Zum Schritt an die Öffentlichkeit hat ihn auch Ergotherapeutin Weber bewegt: „Es zeichnet sich derzeit keine Lösung ab. Aber es muss irgendetwas passieren, sonst bekommt keiner mit, dass er hier in Hungerstreik getreten ist.“Außerdem möchte Resch auf die generelle Situation in Deutschland aufmerksam machen und sich für andere einsetzen, die sich in einer ähnlichen Situation wie er befinden. Er sieht ein Versagen des Systems, wie er es nennt: „Anstatt zu helfen, legen sie einem Steine in den Weg. Dabei will ich gesund werden und wieder arbeiten.“
Besonders ärgert ihn, dass sein Widerspruch auf die aus seiner Sicht falsche Einordnung des Pflegegrads bis heute unkommentiert blieb. Lediglich eine Bestätigung der Krankenkasse ging ihm Anfang April zu. Darin zu lesen ist, dass die Krankenkasse den MDK mit der Erstellung eines neuen Gutachtens beauftragt hat. „Die Gesetze müssen sich ändern.
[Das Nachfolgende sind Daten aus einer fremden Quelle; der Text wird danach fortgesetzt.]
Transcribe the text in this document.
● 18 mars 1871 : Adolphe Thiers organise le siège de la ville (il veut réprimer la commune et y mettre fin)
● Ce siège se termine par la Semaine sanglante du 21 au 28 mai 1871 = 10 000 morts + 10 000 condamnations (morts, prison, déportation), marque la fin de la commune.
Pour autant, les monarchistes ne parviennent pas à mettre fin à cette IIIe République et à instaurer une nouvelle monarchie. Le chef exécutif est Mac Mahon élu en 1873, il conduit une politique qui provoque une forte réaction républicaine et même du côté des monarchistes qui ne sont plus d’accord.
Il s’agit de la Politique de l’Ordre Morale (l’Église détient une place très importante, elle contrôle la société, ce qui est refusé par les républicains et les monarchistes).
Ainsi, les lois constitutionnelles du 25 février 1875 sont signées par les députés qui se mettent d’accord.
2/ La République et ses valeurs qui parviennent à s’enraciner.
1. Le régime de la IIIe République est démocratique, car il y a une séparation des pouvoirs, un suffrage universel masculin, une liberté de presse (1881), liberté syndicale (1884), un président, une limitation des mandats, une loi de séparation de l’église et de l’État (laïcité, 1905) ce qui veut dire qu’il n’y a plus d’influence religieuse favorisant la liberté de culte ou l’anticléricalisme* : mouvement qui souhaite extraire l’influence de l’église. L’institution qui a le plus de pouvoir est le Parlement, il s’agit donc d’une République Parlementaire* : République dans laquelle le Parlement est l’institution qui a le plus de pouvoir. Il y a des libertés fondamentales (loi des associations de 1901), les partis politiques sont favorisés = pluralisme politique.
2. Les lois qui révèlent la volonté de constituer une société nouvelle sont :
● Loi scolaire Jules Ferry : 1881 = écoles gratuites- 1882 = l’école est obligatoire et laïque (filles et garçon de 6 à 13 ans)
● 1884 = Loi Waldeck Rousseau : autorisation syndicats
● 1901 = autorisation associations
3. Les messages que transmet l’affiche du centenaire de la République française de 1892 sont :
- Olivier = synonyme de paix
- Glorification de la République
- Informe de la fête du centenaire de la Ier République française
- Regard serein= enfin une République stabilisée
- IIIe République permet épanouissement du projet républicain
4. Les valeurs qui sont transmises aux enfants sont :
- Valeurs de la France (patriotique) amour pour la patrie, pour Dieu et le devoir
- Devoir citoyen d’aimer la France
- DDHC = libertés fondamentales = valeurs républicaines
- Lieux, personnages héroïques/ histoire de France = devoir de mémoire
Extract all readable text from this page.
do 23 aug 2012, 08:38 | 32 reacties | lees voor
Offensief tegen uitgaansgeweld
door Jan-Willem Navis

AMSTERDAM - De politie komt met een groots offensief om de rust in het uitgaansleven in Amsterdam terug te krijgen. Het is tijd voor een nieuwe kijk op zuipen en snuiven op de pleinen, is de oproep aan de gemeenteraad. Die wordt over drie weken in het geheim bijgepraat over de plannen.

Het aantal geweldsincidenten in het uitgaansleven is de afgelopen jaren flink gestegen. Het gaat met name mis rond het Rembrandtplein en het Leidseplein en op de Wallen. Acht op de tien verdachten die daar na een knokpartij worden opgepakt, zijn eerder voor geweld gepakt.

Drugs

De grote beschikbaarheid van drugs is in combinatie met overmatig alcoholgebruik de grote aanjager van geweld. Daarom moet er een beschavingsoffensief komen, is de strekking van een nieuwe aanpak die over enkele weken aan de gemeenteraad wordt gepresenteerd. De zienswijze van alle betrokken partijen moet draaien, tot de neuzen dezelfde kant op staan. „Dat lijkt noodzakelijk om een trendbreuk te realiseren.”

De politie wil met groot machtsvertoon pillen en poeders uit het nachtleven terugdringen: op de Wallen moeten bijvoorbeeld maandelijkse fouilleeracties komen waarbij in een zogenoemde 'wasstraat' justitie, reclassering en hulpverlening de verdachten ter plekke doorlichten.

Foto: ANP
Ein berechtigter Einspruch darf doch nicht über drei Monate liegen gelassen werden“, echauffiert sich Resch und hofft darauf, dass er bei einem neuen Gutachten zumindest wieder in Pflegegrad 2 eingestuft wird.
Krankenkasse: „Kein Kommentar.“Dass Versicherte zu derart drastischen Mitteln greifen, ist bei der zuständigen Krankenkasse bislang noch nie vorgekommen, berichtet eine Teamleiterin der Krankenkasse auf Nachfrage der „Schwäbischen Zeitung“. Ob der Fall aufgrund des Hungerstreiks schneller bearbeitet wird? Dazu meint die Teamleiterin kurz: „Kein Kommentar.“Auch die Frage nach der weiteren Bearbeitungszeit des Widerspruchs bleibt offen. Das sei von Fall zu Fall unterschiedlich und die Krankenkasse habe keinen Einfluss auf die Terminkoordination des MDK.
Die Teamleiterin räumt allerdings ein, dass sich die Bearbeitungszeiten bei der MDK generell verlängert hätten. Und das hat einen Grund. Das Pflegestärkungsgesetz wurde im Jahr 2017 neu geregelt und diese Neuregelung hat dem MDK mehr Versicherte und damit mehr Begutachtungen beschert. Zusätzlich zu der erhöhten Zahl an Pflegebedürftigen sei auch Personalmangel als Grund zu nennen, meint die Teamleiterin. Wie viele Widersprüche bei der zuständigen Krankenkasse jährlich eingehen, wollte die Teamleiterin mit Verweis auf den Datenschutz nicht beantworten.
Die beim MDK zuständige Teamleiterin war bis Redaktionsschluss nicht zu erreichen. Bekannt ist damit nur, dass die Beurteilung und Einteilung in die Pflegegrade generell nach gesetzlich festgelegten Kriterien erfolgen.